I could be mean. It was in me to give, and sometimes I was so cruel, there was no coming back from it.

Sometimes, I didn’t want to, like with Giselle and Daniel.

But even then, a little voice buried alive in the ground of my mind where I’d left it long ago whispered that maybe I didn’t want them to hate me either.

“I think you mean to be,” he agreed, his voice soft. I could feel his gaze on me, the quality of it warm, almost gentling against my cheek. “But the women in my family are very friendly. They might view your reserved nature as rude.”

I rolled my lips under my teeth, feeling wounded somehow.

Dante sighed and stepped even closer, the heat of his body buffeting mine. “Elena, I do not mean to imply you are mean, only that I wish for you to get along with the people in this house. Do you understand me?”

I shrugged a shoulder as I looked out the window again. The night hours always made me feel melancholier, the dark thoughts in my mind drawn to its shadows. “I’m not here to make friends, but I understand. I don’t like reminders of Italy, but I will try to be…warmer.”

I could see the bright flash of Dante’s smile from the corner of my eyes and couldn’t resist the impulse to face it full on as if it was the sun itself and I wanted to bask in his rays.

“I appreciate that,” he said genuinely. “I know you do not want to be here, and you can hate me for it, but this is best. This is necessary.”

I didn’t agree with that, but I’d already battled with Yara and Dante both, and in the velvet quiet of the night, for once, I didn’t feel like arguing again.

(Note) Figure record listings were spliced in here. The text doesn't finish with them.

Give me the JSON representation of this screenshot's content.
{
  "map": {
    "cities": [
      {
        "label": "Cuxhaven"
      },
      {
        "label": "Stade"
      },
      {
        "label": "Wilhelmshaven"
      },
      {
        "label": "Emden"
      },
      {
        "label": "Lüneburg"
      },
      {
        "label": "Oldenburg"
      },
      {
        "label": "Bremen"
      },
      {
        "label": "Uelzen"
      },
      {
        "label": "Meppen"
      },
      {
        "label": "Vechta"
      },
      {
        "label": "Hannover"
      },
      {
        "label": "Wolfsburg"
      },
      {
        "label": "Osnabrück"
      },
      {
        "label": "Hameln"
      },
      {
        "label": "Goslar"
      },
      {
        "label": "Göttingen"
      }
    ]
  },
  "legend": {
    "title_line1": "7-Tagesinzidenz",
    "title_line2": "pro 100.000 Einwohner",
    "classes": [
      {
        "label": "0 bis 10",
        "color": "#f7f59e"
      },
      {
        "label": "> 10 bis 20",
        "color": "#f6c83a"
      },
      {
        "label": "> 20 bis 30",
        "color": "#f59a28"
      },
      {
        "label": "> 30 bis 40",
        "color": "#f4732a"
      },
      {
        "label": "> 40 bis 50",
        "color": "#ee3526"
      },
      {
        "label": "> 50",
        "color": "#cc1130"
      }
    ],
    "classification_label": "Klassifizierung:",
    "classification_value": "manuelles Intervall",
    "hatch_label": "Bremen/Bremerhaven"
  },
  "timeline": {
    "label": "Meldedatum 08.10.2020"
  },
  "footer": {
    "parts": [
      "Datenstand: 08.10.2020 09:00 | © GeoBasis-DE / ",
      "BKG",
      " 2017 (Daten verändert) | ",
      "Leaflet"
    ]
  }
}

“Rule number two, I don’t want it widely known I’m living here. If anyone found out, I could lose my license to practice law, and…” I fought to find the words to express what such a tragedy would mean to me and finally settled on an Italianate shrug. “It would not be possible for me to recover from that.”

“Done,” Dante agreed, reaching forward to take my hand as if for a shake, but instead, he just held it loosely in both of his own. I could feel the thick callous along the ridge of his palms. “In fact, Adriano will drive you to work in the morning in my Town Car. The windows are tinted, and you will leave from the garage, which is accessed directly from the suite. No one should have reason to see you leaving the building.”

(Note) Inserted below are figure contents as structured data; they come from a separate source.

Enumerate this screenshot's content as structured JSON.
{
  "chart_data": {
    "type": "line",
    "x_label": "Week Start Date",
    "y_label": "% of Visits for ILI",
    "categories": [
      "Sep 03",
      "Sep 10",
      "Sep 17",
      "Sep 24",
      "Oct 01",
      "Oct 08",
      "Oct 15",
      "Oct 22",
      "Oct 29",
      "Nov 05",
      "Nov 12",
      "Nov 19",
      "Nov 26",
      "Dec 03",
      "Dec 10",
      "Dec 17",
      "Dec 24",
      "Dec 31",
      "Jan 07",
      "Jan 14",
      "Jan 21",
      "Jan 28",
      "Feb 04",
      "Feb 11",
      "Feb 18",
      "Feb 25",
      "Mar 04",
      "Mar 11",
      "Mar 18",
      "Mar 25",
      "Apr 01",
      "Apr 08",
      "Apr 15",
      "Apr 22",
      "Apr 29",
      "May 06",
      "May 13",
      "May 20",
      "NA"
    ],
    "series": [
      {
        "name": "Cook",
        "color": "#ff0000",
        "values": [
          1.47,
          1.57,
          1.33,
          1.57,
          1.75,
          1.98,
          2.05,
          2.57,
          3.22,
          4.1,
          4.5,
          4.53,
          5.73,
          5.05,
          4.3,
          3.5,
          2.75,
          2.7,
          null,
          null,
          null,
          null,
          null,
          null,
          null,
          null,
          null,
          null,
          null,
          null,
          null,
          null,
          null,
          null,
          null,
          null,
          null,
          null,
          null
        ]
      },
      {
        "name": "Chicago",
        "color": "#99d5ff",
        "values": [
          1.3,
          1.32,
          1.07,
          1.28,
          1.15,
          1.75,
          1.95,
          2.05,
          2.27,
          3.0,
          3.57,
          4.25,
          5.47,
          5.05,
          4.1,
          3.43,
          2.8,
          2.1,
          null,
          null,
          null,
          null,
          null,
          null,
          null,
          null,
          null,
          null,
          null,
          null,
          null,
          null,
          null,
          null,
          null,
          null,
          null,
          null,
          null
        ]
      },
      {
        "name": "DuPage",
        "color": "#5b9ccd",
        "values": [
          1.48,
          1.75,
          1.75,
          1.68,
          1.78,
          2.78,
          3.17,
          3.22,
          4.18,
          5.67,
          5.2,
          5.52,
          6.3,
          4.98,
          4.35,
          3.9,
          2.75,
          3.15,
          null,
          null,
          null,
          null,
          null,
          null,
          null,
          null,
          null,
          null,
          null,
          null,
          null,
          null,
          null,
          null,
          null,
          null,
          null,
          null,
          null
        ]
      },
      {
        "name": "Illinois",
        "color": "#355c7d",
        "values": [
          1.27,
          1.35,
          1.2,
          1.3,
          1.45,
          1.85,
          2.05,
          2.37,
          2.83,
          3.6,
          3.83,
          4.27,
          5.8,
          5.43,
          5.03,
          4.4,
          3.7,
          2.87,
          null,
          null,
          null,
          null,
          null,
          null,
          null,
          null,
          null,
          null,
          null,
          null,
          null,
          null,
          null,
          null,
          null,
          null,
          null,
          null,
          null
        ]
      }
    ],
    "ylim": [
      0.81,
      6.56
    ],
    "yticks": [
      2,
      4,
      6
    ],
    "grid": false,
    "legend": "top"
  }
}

Of course, the criminal had thought of everything in order not to get caught.

“Rule three,” I continued with a glare. “My privacy is paramount. No snooping in my room and invasive questions.”

I was laying the groundwork for the next week when I was scheduled to have my surgery with Monica.

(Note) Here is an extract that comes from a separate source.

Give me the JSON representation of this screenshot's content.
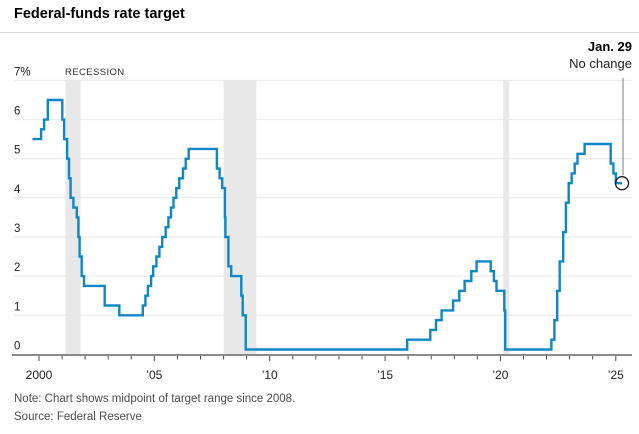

“I have a procedure next week and will be out of work for a few days. I would like to be able to convalesce at my own home,” I requested with what I hoped was a pleasing smile.

From Dante’s scowl, it wasn’t. He crossed his arms over his chest, muscles bulging beneath the bronze skin like coiled rope. “Is it serious?”

“No,” I said instantly, hoping to offer as few details as possible.

“Then no, you will stay here,” he decided, nodding like a king bestowing his grace on a subject. “Bambi can see to you if you need anything while you rest, and no one will disturb you otherwise.”

“Bambi?” I asked, unable to leave the name alone.

“The woman who cooks and cleans for me,” he explained, eyes dancing again as he read my reaction. “Her name is Georgina, but she has the big eyes and the softness of Bambi. She hasn’t been called anything else since she was six when her mother died.”

I shook my head at Italians and their nicknames, but I was not happy about staying with Dante after my surgery. There was no extensive aftercare except rest because they were doing the surgery laparoscopically, but it was too vulnerable to stay with a virtual stranger after having something so intimate performed.

“Please, Dante,” I started to explain, but an expression overcame him that arrested me mid-speech. “What?”

“The sound of ‘please’ from your lips sounds even better than a curse,” he murmured, stepping closer to raise a thumb to the edge of my mouth.

I sucked in a little breath I hoped he didn’t hear and stepped back. “I would rather stay at my house.”

“I would rather you didn’t,” he countered easily as if my opinion didn’t matter one jot.

“Uh,” I growled in frustration. “Are you always so pigheaded?”

“Not always.” His grin was large and boyish, slightly crooked between his cheeks, the faint dimple in his chin deepening. “Are you done with your rules now?”